The Tax Foundation produced a report showing the overall gain (and loss) of population and taxpayers’ Adjusted Gross Income (AGI) during the second half of 2019 through the first half of 2020. For the most part, high tax states were the biggest losers while low tax states were the biggest winners. While the data includes a portion of the pandemic, “These data, therefore, capture many of the interstate moves made early in the pandemic—between mid-March and mid-July 2020—but do not necessarily capture the bulk of pandemic-related moves, many of which occurred later in 2020 and even into 2021. As such, when interpreting these data, it is important to keep in mind that many of these moves happened before the even more pronounced shift away from large cities and high cost-of-living areas that occurred during the pandemic. [emphasis in original]”

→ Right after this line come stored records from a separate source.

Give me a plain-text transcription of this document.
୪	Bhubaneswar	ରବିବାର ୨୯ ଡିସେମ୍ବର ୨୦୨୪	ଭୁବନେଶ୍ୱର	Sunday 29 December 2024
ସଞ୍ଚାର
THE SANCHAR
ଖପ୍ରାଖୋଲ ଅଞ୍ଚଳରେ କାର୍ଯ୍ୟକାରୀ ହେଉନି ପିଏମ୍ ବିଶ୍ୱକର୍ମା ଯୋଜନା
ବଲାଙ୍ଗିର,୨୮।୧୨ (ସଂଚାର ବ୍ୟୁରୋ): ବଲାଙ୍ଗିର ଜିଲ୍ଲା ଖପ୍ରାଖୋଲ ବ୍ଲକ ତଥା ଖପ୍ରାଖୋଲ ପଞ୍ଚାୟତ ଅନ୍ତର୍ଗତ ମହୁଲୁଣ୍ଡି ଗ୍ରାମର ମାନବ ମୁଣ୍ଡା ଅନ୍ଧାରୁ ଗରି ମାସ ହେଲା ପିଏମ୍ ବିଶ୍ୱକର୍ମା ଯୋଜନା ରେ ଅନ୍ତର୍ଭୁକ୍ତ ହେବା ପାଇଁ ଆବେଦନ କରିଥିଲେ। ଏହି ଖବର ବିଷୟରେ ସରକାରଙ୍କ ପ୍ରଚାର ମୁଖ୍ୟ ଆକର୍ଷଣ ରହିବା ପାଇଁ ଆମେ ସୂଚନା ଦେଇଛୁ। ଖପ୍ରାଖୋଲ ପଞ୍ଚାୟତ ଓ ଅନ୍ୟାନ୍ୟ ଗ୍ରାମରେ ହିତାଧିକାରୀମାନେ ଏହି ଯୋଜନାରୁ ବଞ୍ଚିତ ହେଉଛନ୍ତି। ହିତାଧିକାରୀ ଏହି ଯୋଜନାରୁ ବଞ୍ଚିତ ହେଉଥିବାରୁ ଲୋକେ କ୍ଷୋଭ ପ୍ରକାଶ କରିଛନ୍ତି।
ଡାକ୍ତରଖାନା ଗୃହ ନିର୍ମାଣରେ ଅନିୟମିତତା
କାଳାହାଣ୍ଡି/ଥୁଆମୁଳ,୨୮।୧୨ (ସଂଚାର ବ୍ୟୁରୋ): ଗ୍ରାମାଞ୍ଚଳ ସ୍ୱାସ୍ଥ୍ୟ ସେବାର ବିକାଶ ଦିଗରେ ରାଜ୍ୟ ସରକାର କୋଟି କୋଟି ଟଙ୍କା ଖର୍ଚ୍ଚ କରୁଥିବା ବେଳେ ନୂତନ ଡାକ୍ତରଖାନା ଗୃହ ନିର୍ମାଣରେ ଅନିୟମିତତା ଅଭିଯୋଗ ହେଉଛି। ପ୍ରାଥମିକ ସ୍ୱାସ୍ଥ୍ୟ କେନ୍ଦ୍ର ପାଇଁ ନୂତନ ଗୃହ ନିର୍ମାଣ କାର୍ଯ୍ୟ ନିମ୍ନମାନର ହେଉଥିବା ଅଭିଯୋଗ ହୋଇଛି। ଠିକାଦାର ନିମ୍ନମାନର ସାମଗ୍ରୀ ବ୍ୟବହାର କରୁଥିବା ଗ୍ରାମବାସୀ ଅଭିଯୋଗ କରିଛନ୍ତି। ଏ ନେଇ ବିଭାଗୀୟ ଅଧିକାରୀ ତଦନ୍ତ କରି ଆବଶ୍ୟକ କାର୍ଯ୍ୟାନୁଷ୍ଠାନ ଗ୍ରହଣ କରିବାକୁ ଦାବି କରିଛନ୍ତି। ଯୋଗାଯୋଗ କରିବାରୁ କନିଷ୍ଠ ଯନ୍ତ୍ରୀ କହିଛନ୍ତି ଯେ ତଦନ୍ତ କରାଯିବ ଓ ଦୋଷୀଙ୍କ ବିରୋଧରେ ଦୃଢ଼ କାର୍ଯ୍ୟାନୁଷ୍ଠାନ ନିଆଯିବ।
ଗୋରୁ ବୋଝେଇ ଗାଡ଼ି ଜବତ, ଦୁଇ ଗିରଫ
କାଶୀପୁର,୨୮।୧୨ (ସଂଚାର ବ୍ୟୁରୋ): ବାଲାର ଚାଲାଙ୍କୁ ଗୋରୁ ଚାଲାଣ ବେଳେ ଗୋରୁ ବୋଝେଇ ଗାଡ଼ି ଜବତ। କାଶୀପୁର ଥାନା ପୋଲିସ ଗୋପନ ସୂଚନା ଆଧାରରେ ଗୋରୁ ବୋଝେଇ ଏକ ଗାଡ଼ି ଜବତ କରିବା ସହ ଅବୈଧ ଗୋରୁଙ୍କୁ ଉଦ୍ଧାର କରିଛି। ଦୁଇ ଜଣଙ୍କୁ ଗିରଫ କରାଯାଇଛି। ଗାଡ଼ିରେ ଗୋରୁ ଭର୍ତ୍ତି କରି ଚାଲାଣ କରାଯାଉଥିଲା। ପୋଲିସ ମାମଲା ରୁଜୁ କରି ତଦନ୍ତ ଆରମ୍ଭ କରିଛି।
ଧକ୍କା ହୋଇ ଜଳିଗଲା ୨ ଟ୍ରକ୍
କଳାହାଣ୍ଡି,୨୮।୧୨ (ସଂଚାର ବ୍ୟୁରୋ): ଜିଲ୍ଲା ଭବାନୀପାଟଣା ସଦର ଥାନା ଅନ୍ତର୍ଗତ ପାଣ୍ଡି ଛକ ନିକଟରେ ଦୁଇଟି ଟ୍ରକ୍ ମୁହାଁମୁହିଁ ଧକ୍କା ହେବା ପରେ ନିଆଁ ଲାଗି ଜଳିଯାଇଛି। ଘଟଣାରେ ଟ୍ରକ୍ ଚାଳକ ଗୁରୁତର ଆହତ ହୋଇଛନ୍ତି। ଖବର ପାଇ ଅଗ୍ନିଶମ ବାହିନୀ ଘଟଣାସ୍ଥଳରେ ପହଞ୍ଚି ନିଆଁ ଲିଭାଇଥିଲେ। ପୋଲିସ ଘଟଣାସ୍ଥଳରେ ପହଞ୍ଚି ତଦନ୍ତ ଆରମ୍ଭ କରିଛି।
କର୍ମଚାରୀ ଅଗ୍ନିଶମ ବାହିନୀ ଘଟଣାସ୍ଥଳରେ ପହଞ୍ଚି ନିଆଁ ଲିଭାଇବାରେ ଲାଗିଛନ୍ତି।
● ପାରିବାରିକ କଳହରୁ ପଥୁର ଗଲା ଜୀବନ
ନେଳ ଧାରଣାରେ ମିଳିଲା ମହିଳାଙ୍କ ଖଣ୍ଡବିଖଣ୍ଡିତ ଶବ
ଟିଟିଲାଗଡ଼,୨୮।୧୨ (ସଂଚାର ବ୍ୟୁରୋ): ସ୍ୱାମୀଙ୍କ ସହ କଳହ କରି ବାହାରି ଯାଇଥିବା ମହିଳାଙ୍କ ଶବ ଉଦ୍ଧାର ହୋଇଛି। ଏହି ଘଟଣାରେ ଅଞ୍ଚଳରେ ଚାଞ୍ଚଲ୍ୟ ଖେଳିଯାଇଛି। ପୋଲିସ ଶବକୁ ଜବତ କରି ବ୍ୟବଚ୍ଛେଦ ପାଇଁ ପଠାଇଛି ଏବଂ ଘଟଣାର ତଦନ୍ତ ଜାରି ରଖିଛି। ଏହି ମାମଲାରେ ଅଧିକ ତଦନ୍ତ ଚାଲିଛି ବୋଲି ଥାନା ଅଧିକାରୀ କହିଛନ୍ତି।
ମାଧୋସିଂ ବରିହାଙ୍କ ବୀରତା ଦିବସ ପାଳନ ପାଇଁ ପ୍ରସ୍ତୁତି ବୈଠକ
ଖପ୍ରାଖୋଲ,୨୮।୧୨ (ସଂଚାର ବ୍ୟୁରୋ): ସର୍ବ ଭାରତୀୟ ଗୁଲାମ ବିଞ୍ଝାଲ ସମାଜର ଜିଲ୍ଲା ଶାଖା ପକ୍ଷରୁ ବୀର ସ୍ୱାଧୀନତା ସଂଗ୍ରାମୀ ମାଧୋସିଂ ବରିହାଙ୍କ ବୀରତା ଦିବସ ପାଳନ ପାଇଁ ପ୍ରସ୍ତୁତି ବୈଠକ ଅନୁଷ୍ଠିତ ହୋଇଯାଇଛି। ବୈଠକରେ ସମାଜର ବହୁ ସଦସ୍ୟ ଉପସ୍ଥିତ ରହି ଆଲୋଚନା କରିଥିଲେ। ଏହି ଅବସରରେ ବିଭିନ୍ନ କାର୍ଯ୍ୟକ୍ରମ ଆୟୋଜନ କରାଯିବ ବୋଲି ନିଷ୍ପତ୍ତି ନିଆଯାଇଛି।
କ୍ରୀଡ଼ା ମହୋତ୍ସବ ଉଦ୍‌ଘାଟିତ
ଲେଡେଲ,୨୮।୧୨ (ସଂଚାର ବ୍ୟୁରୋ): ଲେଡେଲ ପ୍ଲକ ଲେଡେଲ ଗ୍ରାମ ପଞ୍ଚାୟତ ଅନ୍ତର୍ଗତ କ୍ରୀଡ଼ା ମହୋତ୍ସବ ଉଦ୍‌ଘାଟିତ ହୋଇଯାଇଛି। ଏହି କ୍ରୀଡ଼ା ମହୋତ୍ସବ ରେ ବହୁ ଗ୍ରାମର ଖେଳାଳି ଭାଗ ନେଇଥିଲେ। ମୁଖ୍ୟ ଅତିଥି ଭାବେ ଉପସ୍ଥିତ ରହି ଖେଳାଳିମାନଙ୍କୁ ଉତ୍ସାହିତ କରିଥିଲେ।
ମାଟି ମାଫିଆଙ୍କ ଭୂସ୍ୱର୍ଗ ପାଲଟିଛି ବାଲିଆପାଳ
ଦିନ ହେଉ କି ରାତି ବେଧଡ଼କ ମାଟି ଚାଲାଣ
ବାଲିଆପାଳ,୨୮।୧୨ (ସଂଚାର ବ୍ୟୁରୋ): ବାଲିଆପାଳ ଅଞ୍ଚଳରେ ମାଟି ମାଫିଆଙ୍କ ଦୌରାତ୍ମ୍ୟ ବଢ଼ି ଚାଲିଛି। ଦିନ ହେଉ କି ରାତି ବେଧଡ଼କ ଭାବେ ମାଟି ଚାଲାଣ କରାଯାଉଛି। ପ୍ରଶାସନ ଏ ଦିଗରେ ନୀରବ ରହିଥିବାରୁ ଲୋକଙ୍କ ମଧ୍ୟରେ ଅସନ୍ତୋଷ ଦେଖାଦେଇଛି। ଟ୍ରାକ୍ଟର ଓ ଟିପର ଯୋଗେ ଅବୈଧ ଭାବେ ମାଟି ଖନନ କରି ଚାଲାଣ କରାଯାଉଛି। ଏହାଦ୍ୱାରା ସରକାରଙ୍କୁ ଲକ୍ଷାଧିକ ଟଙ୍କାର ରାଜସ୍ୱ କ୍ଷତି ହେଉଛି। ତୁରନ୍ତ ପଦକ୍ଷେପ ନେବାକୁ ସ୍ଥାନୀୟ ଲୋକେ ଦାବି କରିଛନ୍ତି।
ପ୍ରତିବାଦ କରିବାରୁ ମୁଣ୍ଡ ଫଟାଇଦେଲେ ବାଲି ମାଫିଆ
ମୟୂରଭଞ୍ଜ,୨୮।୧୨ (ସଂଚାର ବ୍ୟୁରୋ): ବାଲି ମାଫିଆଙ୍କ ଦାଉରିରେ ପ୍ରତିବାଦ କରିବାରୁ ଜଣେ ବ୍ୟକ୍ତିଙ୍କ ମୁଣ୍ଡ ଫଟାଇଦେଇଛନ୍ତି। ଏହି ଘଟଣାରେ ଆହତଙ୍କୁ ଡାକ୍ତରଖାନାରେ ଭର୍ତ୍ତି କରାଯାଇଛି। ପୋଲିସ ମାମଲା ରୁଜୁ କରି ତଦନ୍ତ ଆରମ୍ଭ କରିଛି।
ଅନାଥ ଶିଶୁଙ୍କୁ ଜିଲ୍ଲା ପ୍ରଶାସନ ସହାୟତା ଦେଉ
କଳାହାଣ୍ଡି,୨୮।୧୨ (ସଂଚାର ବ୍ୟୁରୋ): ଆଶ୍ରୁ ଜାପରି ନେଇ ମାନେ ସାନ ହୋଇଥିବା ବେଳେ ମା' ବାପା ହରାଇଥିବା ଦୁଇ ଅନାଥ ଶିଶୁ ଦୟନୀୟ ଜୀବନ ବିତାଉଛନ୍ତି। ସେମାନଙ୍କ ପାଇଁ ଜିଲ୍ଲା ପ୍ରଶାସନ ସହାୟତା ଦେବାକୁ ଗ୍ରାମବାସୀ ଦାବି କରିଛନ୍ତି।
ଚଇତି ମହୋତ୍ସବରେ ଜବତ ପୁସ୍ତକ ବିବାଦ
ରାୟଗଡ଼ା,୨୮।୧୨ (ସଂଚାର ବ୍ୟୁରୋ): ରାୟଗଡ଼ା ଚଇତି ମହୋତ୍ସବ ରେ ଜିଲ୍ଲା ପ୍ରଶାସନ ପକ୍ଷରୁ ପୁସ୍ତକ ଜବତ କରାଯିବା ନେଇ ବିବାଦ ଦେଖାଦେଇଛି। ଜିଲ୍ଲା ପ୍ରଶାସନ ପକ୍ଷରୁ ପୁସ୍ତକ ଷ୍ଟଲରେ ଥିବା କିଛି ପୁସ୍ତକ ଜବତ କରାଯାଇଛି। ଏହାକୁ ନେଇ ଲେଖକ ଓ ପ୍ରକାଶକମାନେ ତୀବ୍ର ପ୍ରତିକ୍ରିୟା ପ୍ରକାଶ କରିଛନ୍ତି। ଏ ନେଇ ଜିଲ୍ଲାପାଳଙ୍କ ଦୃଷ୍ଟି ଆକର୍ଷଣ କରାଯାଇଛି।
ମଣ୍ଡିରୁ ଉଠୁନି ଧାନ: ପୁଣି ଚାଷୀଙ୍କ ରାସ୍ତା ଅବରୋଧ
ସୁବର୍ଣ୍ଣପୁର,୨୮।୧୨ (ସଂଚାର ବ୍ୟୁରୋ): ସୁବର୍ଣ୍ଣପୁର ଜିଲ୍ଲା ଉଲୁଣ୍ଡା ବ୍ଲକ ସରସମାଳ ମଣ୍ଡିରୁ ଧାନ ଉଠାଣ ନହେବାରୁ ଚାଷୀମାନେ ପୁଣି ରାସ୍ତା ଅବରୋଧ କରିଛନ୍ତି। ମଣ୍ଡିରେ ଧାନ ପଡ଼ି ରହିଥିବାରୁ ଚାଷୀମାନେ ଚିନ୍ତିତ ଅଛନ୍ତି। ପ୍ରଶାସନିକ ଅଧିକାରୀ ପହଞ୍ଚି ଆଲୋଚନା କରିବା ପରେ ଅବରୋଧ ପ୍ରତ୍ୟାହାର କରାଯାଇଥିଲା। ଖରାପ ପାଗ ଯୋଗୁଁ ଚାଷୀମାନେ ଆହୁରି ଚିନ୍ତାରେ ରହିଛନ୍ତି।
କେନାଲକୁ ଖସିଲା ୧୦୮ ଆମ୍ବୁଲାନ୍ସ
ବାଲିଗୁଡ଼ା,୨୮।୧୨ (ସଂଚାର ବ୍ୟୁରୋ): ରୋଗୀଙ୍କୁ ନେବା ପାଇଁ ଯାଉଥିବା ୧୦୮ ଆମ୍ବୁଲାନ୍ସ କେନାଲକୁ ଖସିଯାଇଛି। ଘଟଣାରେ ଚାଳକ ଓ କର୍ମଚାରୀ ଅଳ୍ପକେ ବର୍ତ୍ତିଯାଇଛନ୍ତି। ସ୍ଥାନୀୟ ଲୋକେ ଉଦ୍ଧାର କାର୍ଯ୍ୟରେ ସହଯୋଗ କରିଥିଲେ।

Some of these losses are eye-popping. New York (which is dead last on this list) lost $19.5 billion in AGI and 248,305 taxpayers. California (ranking 46th) lost more in population (263,344) but “only” $17.8 billion in AGI. Meanwhile, Florida gained $23.7 billion in AGI and 166,707 in taxpayers (ranking 4th). Idaho topped the list with a gain of $2.1 billion in AGI and 36,655 in taxpayers.
This is one area where it’s a zero-sum game. Every taxpayer who moves between states ends up somewhere else. If a state loses enough population, the state is forced to make changes. Indeed, that time is likely coming soon for New York and Illinois–their current trends are just not sustainable. Meanwhile, the legislature in New York proposed tax increases. (To her credit, Governor Hochul vetoed the legislation.)
For those who say it’s related to weather, sure, that’s a factor. Yet Maine–not exactly the warmest state in the Union–ranks seventh. Indeed, combine sound fiscal practices and great weather and you get Florida. I’d advise politicians in California, New York, and Illinois to carefully read the study (but I doubt they will).